Wiretapping is not new to Peruvians. The government of Alberto Fujimori (1990-2000) used the technique extensively to intimidate and blackmail opponents, including members of the business community, politicians and journalists.

At that time, the armed forces and the police had sophisticated surveillance equipment, mainly purchased from Israeli companies. The National Intelligence Service, run by Fujimori’s security adviser Vladimiro Montesinos also had its own wiretapping equipment.

Montesinos, who was sentenced to six years in prison for wiretapping, said during his trial that Fujimori – who is also in jail – had given him authorisation to record the private phone conversations of government opponents.

Military and police wiretapping experts who studied the “petroaudios” told IPS that the eight-month operation would have required a team of 15 people at the very least, as well as substantial financing.

They also said it was unlikely that military and police equipment was used, because the security forces use devices designed solely to intercept cell-phone conversations.

“To judge by the clarity of the recordings, it’s clear that they tapped the fixed telephone lines, in both homes and offices, of their chosen targets,” one of the agents told IPS.

At any rate, whoever ordered the eavesdropping recruited active or retired military or police specialists, to set up a team to tape the conversations of Químper and León, said the sources, who spoke on condition of anonymity.

There is “a market of wiretapping spies in Peru, who all know each other,” and private security companies turn to them when they need someone to carry out “special jobs,” said one of the sources.

“No one in their right mind would turn down an eight-month job,” he said. “But they didn’t just recruit wiretapping spies, but also specialists to edit, transcribe and analyse the recordings, as well as experts in surveillance. We’re talking about an organisation that was set up specifically to spy on Alberto Químper and Rómulo León.”

The prosecutors’ investigation will also study the wiretapping equipment in the hands of military and police agencies.

A navy source told IPS that his branch of the armed forces only has radio eavesdropping devices, which are used in the fight against active remnants of the Maoist Sendero Luminoso (Shining Path) guerrillas and against drug trafficking.

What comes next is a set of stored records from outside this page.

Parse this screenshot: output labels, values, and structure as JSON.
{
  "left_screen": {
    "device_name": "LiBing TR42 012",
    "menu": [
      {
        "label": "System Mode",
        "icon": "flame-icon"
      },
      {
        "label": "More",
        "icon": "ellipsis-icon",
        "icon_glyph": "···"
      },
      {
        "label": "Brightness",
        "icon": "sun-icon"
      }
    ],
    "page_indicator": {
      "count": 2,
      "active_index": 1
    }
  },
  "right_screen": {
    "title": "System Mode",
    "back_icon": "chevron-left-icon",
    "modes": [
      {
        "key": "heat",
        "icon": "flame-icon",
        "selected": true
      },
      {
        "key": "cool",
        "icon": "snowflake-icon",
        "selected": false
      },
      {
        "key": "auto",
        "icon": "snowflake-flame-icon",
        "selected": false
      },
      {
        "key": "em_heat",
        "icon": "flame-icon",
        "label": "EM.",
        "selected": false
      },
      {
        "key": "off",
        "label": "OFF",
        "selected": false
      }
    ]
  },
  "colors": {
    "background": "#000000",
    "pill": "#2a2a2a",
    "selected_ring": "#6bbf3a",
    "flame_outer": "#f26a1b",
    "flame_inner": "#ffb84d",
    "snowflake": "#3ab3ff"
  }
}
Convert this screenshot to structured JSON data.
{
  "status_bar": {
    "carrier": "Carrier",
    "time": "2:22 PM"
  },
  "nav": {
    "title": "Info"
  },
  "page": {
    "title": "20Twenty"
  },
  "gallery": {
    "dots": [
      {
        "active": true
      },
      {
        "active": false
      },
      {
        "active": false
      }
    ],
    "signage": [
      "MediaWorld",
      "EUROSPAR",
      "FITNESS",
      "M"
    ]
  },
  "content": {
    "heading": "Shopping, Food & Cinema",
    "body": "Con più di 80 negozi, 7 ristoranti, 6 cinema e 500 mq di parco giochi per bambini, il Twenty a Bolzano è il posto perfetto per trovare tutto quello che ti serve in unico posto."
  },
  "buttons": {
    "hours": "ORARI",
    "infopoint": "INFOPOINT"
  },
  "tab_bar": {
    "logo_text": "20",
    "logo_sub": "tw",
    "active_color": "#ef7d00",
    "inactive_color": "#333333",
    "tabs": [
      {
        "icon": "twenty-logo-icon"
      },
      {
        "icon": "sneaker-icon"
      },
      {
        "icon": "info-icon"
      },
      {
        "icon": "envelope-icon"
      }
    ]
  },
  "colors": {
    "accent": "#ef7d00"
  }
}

The army and air force denied having any such equipment.

Officially, the state has not purchased bugging and eavesdropping equipment since 2000. However, a former agent of the Interior Ministry’s General Intelligence Directorate (DIGIMIN) told IPS that in 2005, purchases were made from Nice Systems Ltd, an Israeli company, and that the new equipment was employed by the “Odessa Group” under the command of General Jorge Cárdenas.

Cárdenas denied using such equipment when he was head of DIGIMIN, from 2005 (under the administration of Alejandro Toledo) until this month.

Recently named Interior Minister Remigio Hernani told IPS that he had ordered an audit of DIGIMIN to verify this.

The equipment acquired from Nice Systems is only designed to eavesdrop on cell phone conversations. Nevertheless, the Attorney General’s Office will also include DIGIMIN in its inquiries.

Also under scrutiny are private security companies – most of which are owned or run by retired navy intelligence officers – like Andrick Service and Business Track, which offered their services to Petro Tech Peruana.

The manager of Petro Tech, Alberto Varillas, told IPS that the services provided by the two security firms did not at any time include espionage or wiretapping.

The market for private security firms is booming in Peru, providing services to the mining, oil and natural gas industries, which have drawn heavy flows of foreign and national investment due to soaring minerals prices.

Some of these companies have been caught spying on local activists and environmental groups that have opposed mining or oil projects carried out without consulting the affected local communities, as stipulated by the constitution.

In addition, private security firms have leaked information to the press to discredit activists fighting mining or oil initiatives, accusing them in some cases of “terrorism.”